I do not think we can if $a,b,c\ge 2$.
Suppose $X\equiv 1\pmod{4}$. Can we find $X\pmod{16}$?
You can lift the original congruence into the form $X \equiv a_1'\pmod {p^a}$ where $a_1'$ belongs to the set of all residue classes such that $a_1' \equiv a_1 \pmod p$.
Do something similar for $q$ and $r$. Then applying the Chinese Remainder Theorem to $p^a,\ q^b$ and $r^c$ will give you the set of necessary results.

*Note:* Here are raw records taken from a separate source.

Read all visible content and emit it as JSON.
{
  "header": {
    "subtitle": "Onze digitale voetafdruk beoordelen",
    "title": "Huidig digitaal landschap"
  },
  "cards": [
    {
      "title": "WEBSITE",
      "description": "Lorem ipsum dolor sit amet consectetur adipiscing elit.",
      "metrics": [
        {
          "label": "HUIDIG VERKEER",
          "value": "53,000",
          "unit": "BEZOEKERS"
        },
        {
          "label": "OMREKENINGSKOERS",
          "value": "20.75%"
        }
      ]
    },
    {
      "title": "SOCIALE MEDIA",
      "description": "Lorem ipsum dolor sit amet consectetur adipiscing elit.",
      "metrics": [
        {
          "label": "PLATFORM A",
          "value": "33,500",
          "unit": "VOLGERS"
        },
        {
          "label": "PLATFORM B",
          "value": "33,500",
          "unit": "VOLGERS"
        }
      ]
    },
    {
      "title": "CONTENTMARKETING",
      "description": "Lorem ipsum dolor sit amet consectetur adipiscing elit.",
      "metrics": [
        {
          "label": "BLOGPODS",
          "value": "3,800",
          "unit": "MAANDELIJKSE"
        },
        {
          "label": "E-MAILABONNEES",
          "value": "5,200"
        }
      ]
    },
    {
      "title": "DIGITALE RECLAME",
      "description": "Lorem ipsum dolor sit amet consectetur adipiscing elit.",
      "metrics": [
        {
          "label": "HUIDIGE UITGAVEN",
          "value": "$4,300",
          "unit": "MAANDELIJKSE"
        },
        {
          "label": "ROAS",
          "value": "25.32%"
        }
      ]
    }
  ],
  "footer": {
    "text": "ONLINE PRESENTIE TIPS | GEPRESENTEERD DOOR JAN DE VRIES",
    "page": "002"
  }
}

Note that there will be many solutions. In general we will have $p^{a-1}$ lifted congruence classes for the first congruence, $q^{b-1}$ for the second congruence and $r^{c-1}$ for the third. Each triplet will correspond to a unique solution giving a total of $p^{a-1}q^{b-1}r^{c-1}$ solutions modulo $P$.